The normal (Gaussian) distribution plays a central role in probability and statistics. I was wondering about an analogous distribution, which I call "golden-ratio distribution" (GRD), defined as follows:
$$ f(x) = \sqrt{\frac{\log \phi}{2\pi}} \int_{-\infty}^{x} \phi^{-\frac{1}{2} t^2} \, \mathrm{dt}, $$ where $\phi = \frac{1 + \sqrt 5}{2}$ is the golden ratio.

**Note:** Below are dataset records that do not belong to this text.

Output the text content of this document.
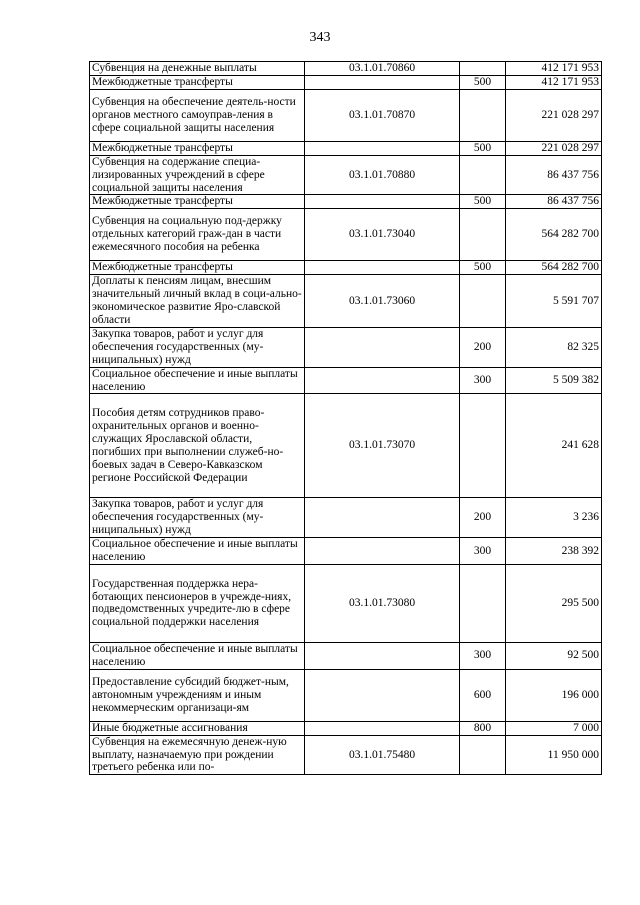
343
Субвенция на денежные выплаты	03.1.01.70860		412 171 953
Межбюджетные трансферты		500	412 171 953
Субвенция на обеспечение деятель-ности органов местного самоуправ-ления в сфере социальной защиты населения	03.1.01.70870		221 028 297
Межбюджетные трансферты		500	221 028 297
Субвенция на содержание специа-лизированных учреждений в сфере социальной защиты населения	03.1.01.70880		86 437 756
Межбюджетные трансферты		500	86 437 756
Субвенция на социальную под-держку отдельных категорий граж-дан в части ежемесячного пособия на ребенка	03.1.01.73040		564 282 700
Межбюджетные трансферты		500	564 282 700
Доплаты к пенсиям лицам, внесшим значительный личный вклад в соци-ально-экономическое развитие Яро-славской области	03.1.01.73060		5 591 707
Закупка товаров, работ и услуг для обеспечения государственных (му-ниципальных) нужд		200	82 325
Социальное обеспечение и иные выплаты населению		300	5 509 382
Пособия детям сотрудников право-охранительных органов и военно-служащих Ярославской области, погибших при выполнении служеб-но-боевых задач в Северо-Кавказском регионе Российской Федерации	03.1.01.73070		241 628
Закупка товаров, работ и услуг для обеспечения государственных (му-ниципальных) нужд		200	3 236
Социальное обеспечение и иные выплаты населению		300	238 392
Государственная поддержка нера-ботающих пенсионеров в учрежде-ниях, подведомственных учредите-лю в сфере социальной поддержки населения	03.1.01.73080		295 500
Социальное обеспечение и иные выплаты населению		300	92 500
Предоставление субсидий бюджет-ным, автономным учреждениям и иным некоммерческим организаци-ям		600	196 000
Иные бюджетные ассигнования		800	7 000
Субвенция на ежемесячную денеж-ную выплату, назначаемую при рождении третьего ребенка или по-	03.1.01.75480		11 950 000
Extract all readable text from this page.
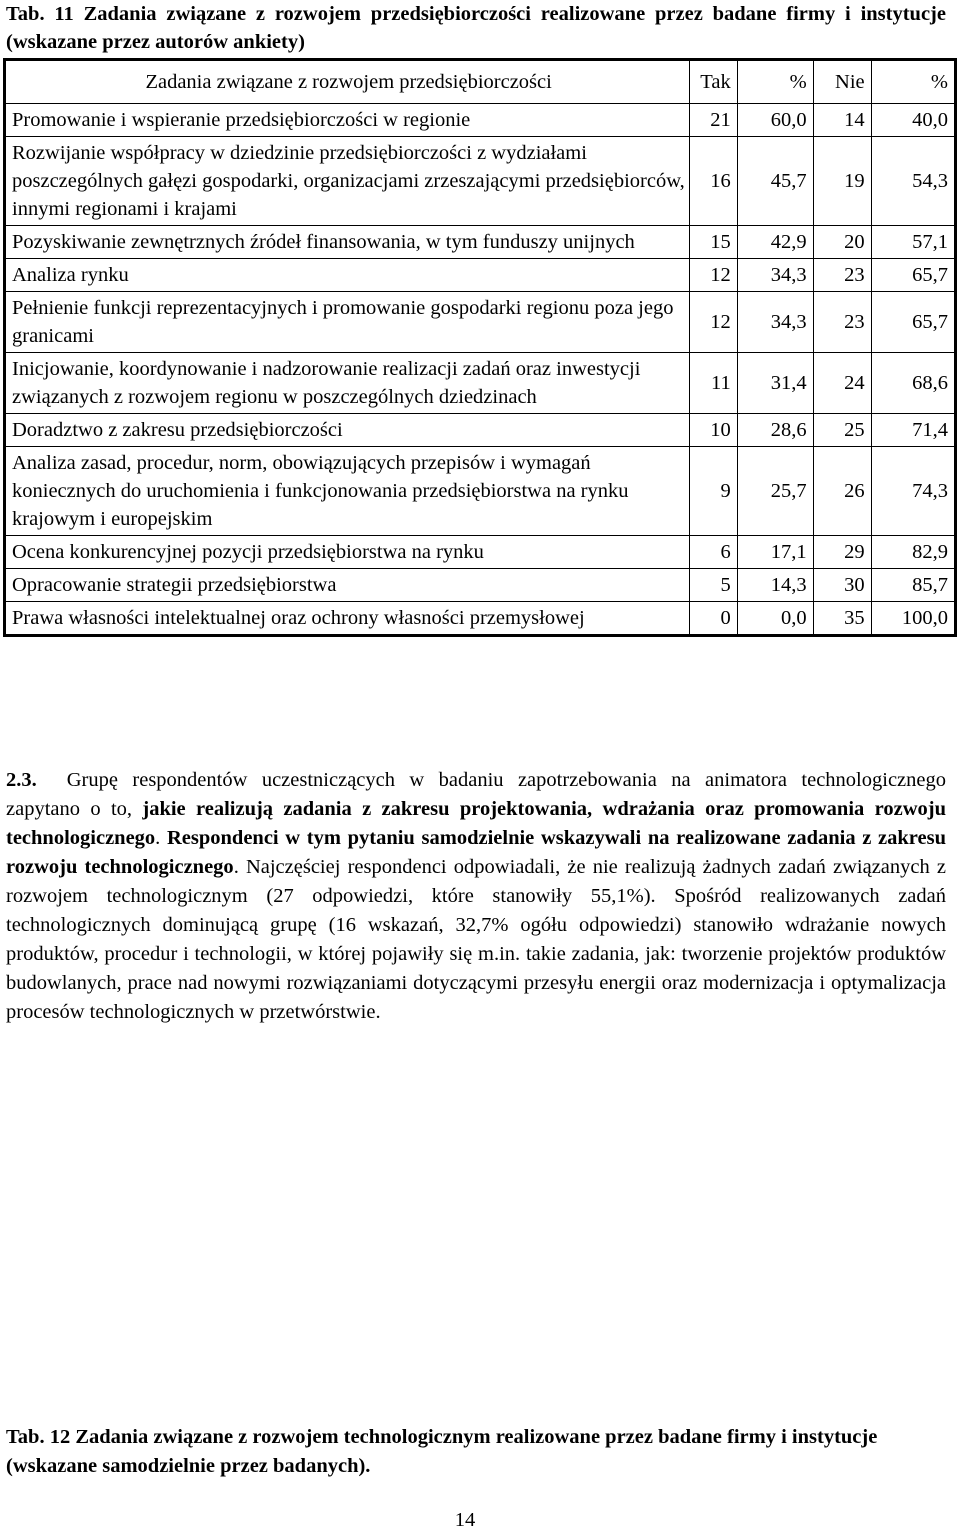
Tab. 11 Zadania związane z rozwojem przedsiębiorczości realizowane przez badane firmy i instytucje (wskazane przez autorów ankiety)
Zadania związane z rozwojem przedsiębiorczości	Tak	%	Nie	%
Promowanie i wspieranie przedsiębiorczości w regionie	21	60,0	14	40,0
Rozwijanie współpracy w dziedzinie przedsiębiorczości z wydziałami poszczególnych gałęzi gospodarki, organizacjami zrzeszającymi przedsiębiorców, innymi regionami i krajami	16	45,7	19	54,3
Pozyskiwanie zewnętrznych źródeł finansowania, w tym funduszy unijnych	15	42,9	20	57,1
Analiza rynku	12	34,3	23	65,7
Pełnienie funkcji reprezentacyjnych i promowanie gospodarki regionu poza jego granicami	12	34,3	23	65,7
Inicjowanie, koordynowanie i nadzorowanie realizacji zadań oraz inwestycji związanych z rozwojem regionu w poszczególnych dziedzinach	11	31,4	24	68,6
Doradztwo z zakresu przedsiębiorczości	10	28,6	25	71,4
Analiza zasad, procedur, norm, obowiązujących przepisów i wymagań koniecznych do uruchomienia i funkcjonowania przedsiębiorstwa na rynku krajowym i europejskim	9	25,7	26	74,3
Ocena konkurencyjnej pozycji przedsiębiorstwa na rynku	6	17,1	29	82,9
Opracowanie strategii przedsiębiorstwa	5	14,3	30	85,7
Prawa własności intelektualnej oraz ochrony własności przemysłowej	0	0,0	35	100,0
2.3. Grupę respondentów uczestniczących w badaniu zapotrzebowania na animatora technologicznego zapytano o to, jakie realizują zadania z zakresu projektowania, wdrażania oraz promowania rozwoju technologicznego. Respondenci w tym pytaniu samodzielnie wskazywali na realizowane zadania z zakresu rozwoju technologicznego. Najczęściej respondenci odpowiadali, że nie realizują żadnych zadań związanych z rozwojem technologicznym (27 odpowiedzi, które stanowiły 55,1%). Spośród realizowanych zadań technologicznych dominującą grupę (16 wskazań, 32,7% ogółu odpowiedzi) stanowiło wdrażanie nowych produktów, procedur i technologii, w której pojawiły się m.in. takie zadania, jak: tworzenie projektów produktów budowlanych, prace nad nowymi rozwiązaniami dotyczącymi przesyłu energii oraz modernizacja i optymalizacja procesów technologicznych w przetwórstwie.
Tab. 12 Zadania związane z rozwojem technologicznym realizowane przez badane firmy i instytucje (wskazane samodzielnie przez badanych).
14
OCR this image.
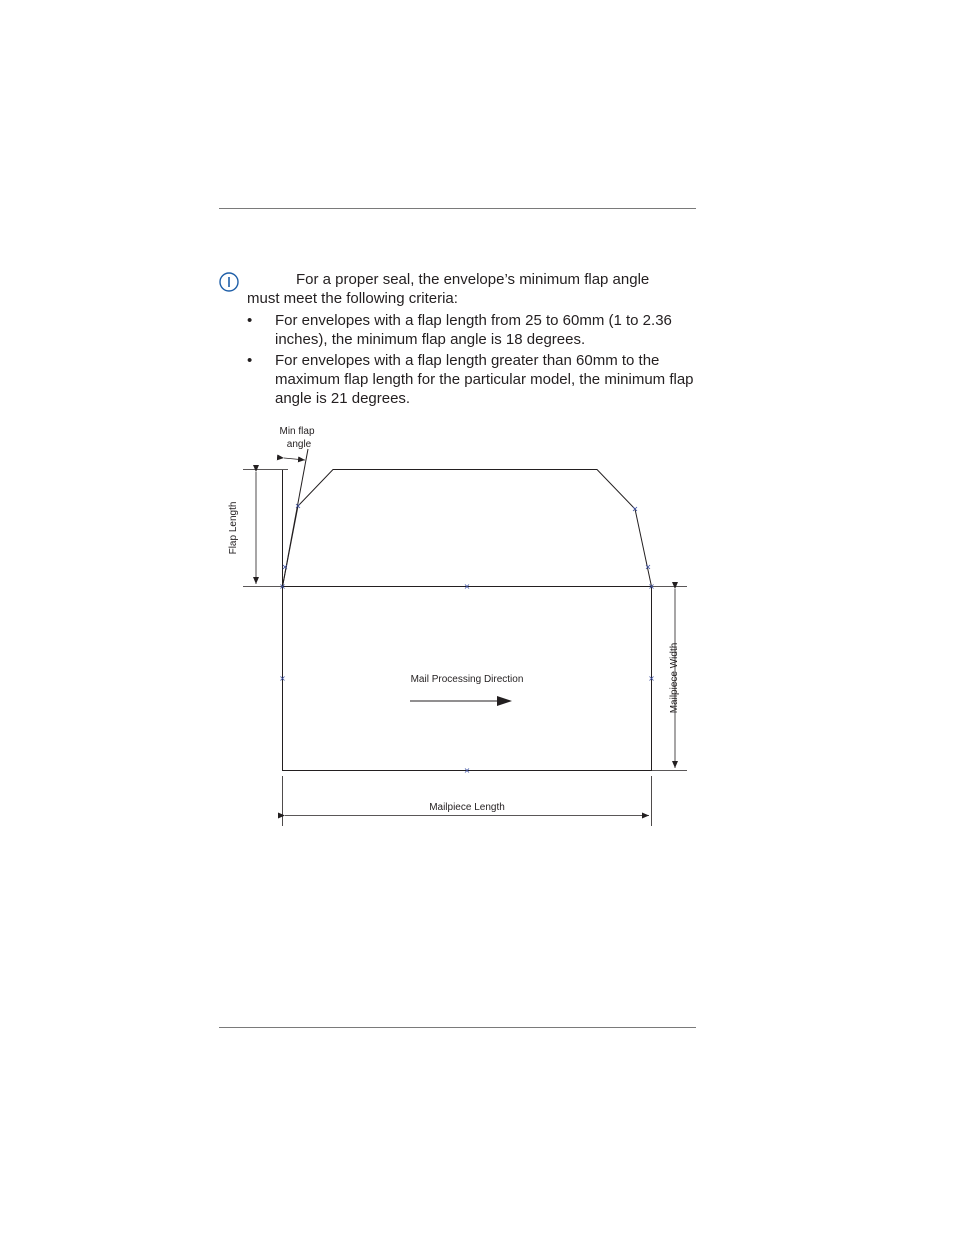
For a proper seal, the envelope’s minimum flap angle
must meet the following criteria:
• For envelopes with a flap length from 25 to 60mm (1 to 2.36 inches), the minimum flap angle is 18 degrees.
• For envelopes with a flap length greater than 60mm to the maximum flap length for the particular model, the minimum flap angle is 21 degrees.
Min flap
angle
Flap Length
Mailpiece Width
Mailpiece Length
Mail Processing Direction
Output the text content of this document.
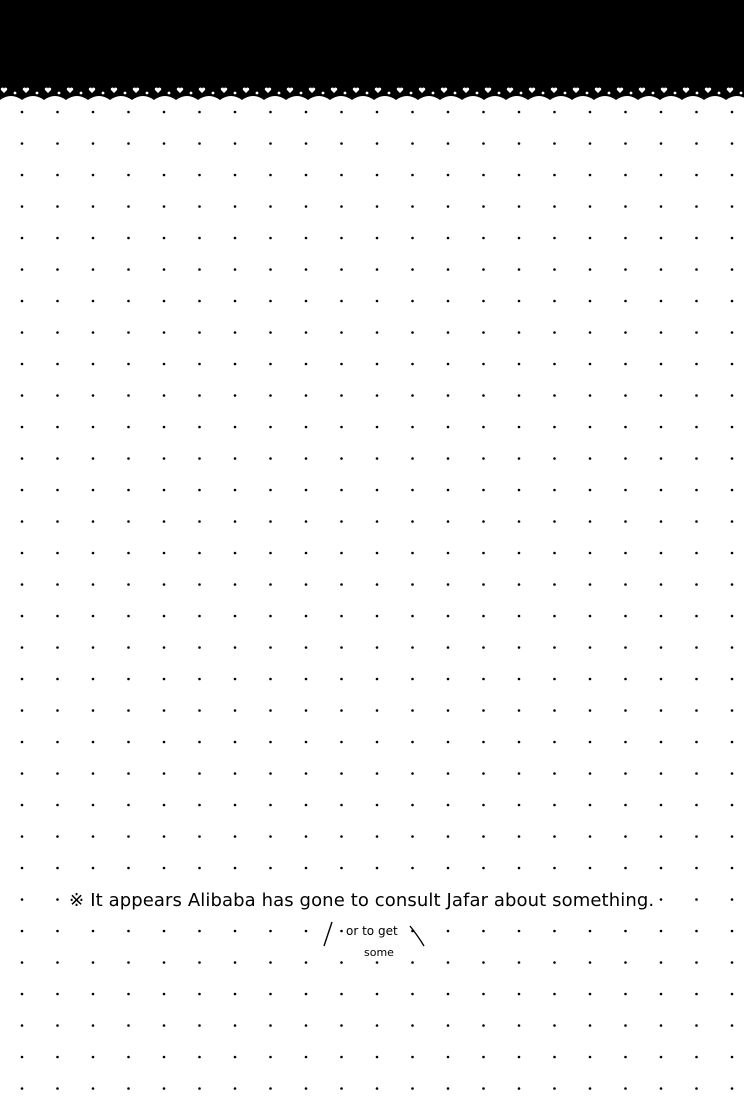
※ It appears Alibaba has gone to consult Jafar about something.
or to get
some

This is the `standard' version of GRD. We can include the mean and variance also:
$$ f(x; \mu, \sigma) = \sqrt{\frac{\log \phi}{2\pi \sigma^2}} \int_{-\infty}^{x} \phi^{-\frac{1}{2} {(\frac{t-\mu}{\sigma}})^2} \, \mathrm{dt}, $$
For statistical application, the estimation would be exactly the same as it is for the Gaussian distribution; but, inferences would differ since the golden-ration distribution is more dispersed than the Gaussian.
Does GRD make sense? Has this distribution been studied before?
Best Answer
The PDF of the normal distribution with mean $0$ and variance $\sigma^2$ is given by $$\frac{1}{\sigma\sqrt{2\pi}} e^{-\frac{1}{2} \frac{x^2}{\sigma^2}}$$
Now if we set $e^{\frac{1}{\sigma^2}}=\phi \to \sigma = \sqrt{\frac{1}{\ln(\phi)}}$.
If we plug this $\sigma$ into the PDF of the normal distribution (so that the variance is $\frac{1}{\ln(\phi)}$), the distribution would be $$\frac{1}{\sqrt{\frac{1}{\ln(\phi)}} \sqrt{2\pi}} \phi^{-\frac{1}{2}x^2} = \sqrt{\frac{\ln(\phi)}{2\pi}} \phi^{-\frac{1}{2}x^2}$$ which is exactly the PDF of your distribution. This means that your distribution is simply the normal distribution with mean $0$ and variance $\frac{1}{\ln(\phi)}$.